The model assigns highest suitability to north-facing aspects (roughly 270°–360°), consistent with the fairy pitta's known preference for shaded, cool, humid microclimates on ridge shoulders.

Jackknife importance¶

Jackknife variable importance for the 10 Pitta nympha variables

ASPECT, TWI, and SPECIES carry the strongest without-row signals — removing them costs the most. AGE's only-* bar is absent for the reason described in § 4 above; its without-* ranking (~ 0.81) places it mid-pack, which is the honest reading.

Permutation importance¶

The permutation pass evaluates each variable on the held-out test set independent of the lasso shrinkage that disabled AGE's only-* row, so all ten variables get a comparable percentage:

Permutation importance bars for the 10 Pitta nympha variables

The agreement between Jackknife without-* and Permutation rankings (Spearman ρ at this β = 4 configuration is small, see manuscript § 3.3) reflects the over-regularisation effect rather than an implementation bug.

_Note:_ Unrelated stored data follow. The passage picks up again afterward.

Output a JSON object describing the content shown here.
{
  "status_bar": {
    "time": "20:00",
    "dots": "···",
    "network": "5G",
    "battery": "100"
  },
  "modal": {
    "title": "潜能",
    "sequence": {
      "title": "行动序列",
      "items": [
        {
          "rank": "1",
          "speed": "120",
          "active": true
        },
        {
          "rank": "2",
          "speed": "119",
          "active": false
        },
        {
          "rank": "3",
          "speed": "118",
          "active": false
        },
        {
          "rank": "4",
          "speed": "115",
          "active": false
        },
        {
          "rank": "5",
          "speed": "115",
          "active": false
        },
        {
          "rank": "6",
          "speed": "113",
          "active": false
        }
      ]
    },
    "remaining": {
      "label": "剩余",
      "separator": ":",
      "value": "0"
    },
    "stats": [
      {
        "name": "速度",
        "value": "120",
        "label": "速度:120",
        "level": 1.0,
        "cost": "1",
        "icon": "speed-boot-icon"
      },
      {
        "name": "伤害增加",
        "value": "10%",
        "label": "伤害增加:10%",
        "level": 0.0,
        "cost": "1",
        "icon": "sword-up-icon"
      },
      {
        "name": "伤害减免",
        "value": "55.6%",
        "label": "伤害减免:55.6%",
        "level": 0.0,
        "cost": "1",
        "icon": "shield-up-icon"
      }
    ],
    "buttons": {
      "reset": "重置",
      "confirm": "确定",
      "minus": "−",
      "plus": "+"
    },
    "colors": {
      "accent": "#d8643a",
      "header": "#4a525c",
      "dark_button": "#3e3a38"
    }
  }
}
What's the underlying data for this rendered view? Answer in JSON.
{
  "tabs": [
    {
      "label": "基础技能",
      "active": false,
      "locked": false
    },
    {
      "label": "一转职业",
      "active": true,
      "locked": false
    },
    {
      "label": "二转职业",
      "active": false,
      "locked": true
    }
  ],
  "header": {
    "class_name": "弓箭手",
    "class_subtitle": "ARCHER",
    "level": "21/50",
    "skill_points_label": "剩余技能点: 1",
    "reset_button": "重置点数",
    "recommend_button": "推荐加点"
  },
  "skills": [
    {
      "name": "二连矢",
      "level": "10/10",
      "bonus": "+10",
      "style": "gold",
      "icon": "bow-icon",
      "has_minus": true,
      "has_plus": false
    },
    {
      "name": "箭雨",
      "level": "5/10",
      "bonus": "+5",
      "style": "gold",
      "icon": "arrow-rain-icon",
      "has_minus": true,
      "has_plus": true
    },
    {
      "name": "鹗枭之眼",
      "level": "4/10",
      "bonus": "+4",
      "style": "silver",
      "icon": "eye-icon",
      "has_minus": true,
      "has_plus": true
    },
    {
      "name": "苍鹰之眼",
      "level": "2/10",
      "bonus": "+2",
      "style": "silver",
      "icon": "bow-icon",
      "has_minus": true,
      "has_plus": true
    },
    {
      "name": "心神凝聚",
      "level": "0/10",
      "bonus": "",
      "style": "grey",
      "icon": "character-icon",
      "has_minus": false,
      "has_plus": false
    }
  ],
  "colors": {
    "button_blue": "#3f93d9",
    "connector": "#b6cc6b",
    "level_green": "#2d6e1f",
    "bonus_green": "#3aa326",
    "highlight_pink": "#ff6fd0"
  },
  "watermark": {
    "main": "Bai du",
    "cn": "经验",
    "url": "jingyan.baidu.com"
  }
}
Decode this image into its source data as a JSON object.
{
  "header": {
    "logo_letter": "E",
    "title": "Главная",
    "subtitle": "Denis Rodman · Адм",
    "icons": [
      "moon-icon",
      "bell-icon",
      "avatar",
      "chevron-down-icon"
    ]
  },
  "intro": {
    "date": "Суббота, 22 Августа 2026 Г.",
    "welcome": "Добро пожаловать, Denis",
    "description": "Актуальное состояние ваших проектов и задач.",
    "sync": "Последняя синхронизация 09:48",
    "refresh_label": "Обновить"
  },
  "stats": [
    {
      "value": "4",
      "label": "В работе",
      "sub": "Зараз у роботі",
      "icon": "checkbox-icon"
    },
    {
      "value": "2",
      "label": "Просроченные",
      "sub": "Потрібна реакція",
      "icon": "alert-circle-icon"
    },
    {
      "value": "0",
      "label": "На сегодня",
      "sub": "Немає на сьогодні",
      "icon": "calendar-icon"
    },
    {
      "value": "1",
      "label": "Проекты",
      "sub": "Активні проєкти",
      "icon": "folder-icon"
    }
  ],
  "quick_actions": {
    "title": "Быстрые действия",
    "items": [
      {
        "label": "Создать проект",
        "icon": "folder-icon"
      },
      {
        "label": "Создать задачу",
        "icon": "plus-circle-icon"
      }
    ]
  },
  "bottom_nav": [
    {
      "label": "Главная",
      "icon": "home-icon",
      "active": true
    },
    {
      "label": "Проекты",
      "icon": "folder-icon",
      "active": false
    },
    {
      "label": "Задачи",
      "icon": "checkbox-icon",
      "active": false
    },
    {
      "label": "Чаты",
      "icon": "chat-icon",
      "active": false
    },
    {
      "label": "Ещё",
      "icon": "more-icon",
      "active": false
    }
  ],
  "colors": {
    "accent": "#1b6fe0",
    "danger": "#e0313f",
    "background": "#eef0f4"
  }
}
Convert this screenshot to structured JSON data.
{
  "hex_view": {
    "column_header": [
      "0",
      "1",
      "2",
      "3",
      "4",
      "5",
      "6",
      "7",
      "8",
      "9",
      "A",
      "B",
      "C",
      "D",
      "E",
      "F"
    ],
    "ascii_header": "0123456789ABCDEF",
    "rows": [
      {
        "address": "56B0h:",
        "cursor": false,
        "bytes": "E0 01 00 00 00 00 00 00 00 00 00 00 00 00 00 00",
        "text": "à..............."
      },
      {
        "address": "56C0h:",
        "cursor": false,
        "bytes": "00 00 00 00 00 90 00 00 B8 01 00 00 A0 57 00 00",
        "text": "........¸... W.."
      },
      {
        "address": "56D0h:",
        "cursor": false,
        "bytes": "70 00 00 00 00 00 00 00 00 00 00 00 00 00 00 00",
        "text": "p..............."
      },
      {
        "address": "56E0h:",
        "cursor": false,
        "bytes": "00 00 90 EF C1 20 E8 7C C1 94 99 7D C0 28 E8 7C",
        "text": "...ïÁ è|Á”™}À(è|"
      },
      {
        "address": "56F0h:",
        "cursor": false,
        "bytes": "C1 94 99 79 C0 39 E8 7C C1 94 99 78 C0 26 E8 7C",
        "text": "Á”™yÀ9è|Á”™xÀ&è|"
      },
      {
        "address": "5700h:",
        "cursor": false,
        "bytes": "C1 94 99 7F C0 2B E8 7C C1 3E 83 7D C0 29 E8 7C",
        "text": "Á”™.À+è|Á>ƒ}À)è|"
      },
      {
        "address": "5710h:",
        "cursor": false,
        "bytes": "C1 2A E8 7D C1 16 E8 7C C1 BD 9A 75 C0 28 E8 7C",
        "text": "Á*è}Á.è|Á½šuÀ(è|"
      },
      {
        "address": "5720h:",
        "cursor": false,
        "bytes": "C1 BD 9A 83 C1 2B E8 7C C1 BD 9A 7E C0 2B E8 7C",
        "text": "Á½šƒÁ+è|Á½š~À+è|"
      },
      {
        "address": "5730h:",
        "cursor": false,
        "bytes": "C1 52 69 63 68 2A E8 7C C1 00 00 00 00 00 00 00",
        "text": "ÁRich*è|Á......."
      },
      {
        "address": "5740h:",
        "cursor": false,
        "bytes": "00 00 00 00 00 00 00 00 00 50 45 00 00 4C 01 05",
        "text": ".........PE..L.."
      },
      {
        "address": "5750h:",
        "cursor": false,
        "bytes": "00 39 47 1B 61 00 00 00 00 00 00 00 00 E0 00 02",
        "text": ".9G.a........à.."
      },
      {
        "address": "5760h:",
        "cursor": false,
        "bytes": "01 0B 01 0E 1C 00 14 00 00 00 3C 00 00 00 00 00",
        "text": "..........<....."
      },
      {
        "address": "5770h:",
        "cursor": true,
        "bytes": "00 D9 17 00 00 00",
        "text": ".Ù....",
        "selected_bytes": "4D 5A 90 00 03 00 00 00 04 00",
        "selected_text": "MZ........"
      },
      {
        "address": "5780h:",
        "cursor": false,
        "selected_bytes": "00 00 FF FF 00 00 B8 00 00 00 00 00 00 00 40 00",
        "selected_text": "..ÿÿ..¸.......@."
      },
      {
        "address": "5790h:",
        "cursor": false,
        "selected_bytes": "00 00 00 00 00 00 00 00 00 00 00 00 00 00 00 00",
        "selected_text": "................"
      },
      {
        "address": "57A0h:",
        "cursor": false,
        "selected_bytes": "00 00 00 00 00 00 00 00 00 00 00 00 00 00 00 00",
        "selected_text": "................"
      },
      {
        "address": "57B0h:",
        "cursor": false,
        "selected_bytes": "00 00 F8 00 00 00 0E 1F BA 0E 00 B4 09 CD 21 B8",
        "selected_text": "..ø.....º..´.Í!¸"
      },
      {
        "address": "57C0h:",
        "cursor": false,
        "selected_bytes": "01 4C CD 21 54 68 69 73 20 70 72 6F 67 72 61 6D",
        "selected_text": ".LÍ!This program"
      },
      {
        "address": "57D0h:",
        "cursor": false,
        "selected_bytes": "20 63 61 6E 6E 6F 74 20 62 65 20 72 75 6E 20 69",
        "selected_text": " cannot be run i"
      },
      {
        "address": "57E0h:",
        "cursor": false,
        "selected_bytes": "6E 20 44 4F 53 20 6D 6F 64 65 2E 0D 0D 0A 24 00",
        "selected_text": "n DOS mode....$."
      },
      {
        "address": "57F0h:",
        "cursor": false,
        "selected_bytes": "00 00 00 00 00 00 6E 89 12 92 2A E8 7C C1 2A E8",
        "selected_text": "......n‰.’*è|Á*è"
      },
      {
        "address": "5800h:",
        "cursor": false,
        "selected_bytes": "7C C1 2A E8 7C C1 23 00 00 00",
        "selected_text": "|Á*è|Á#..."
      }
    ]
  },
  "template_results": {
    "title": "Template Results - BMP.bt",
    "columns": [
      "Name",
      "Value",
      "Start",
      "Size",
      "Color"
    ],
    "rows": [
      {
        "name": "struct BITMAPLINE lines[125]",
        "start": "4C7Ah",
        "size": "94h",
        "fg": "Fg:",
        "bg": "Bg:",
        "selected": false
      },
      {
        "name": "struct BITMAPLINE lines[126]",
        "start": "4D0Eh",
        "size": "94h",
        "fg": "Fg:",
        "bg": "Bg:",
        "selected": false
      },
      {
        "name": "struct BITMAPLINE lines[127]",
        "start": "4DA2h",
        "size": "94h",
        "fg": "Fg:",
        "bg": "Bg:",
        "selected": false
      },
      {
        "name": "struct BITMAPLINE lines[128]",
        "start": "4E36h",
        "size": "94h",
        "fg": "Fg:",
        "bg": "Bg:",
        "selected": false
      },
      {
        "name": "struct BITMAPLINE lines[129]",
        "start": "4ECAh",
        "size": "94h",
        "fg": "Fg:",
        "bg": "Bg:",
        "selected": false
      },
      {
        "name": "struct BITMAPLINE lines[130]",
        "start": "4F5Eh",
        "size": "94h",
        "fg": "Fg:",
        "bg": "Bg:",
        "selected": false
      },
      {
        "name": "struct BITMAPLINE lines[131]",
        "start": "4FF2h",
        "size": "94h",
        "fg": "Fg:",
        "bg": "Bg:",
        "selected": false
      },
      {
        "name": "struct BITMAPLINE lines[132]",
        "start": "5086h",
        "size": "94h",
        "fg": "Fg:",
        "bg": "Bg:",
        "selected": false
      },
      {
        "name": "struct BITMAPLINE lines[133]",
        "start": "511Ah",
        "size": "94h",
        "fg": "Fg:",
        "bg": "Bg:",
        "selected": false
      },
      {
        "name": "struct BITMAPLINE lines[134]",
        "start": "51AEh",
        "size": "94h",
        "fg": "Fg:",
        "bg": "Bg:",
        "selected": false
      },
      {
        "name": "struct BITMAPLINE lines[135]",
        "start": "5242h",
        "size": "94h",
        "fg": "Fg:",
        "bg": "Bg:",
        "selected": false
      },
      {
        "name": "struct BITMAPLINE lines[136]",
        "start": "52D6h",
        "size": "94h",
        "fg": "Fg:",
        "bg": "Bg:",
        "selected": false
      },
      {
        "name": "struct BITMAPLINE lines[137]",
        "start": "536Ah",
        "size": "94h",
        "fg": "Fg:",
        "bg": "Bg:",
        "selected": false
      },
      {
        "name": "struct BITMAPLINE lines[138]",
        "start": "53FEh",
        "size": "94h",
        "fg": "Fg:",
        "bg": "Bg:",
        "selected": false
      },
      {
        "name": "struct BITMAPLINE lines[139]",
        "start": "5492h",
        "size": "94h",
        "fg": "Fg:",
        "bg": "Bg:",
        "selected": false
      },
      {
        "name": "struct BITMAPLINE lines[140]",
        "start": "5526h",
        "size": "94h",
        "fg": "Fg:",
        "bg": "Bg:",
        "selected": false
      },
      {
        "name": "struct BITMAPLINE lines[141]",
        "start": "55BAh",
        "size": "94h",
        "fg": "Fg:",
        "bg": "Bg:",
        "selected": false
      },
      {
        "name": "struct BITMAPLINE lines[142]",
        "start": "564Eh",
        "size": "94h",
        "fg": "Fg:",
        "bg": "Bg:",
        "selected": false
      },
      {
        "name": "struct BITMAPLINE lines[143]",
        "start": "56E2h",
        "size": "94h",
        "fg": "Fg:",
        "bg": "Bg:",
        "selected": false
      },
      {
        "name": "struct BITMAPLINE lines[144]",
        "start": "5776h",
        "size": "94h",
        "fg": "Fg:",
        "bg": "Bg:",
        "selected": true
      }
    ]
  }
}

6. Priority sites for survey¶

After projection, the ⑤ Priority Sites for Survey → Discovery mode produces field-trip candidates on Geoje. Because the study area is much smaller than Bradypus or Ariolimax, the suitability threshold (~ 0.88) and spacing rules (1 km from existing presences, 500 m between candidates) yield a tractable list of about twenty new search locations:

Discovery-mode candidates on the Geoje suitability map, with attribute table populated by Nominatim reverse geocoding

Nominatim reverse geocoding populates the attribute table with administrative names down to eup/myeon/dong level where available — a one-step path from model to field-trip planning.

7. What this example demonstrates¶

Real-data workflow with small-n field surveys (47 presences, 10 covariates, real-world spatial scale).
Categorical variable handling plus the OneHot-collapse diagnostic when over-regularised.
The Lee-matched (β = 4) configuration that the accompanying manuscript uses for its maxent.jar numerical-compatibility benchmark (§ 3.3 / Table 3).
A different, narrower kind of priority-sites use-case — targeted re-survey of known sub-populations rather than continental discovery.

For the formal maxent.jar ↔ QMaxent comparison numbers (Training AUC |Δ| < 0.005, permutation-importance Spearman ρ at both β=1 and β=4) see the accompanying manuscript's § 3.3 and the JSON record under tests/fixtures/pitta_golden_values.json.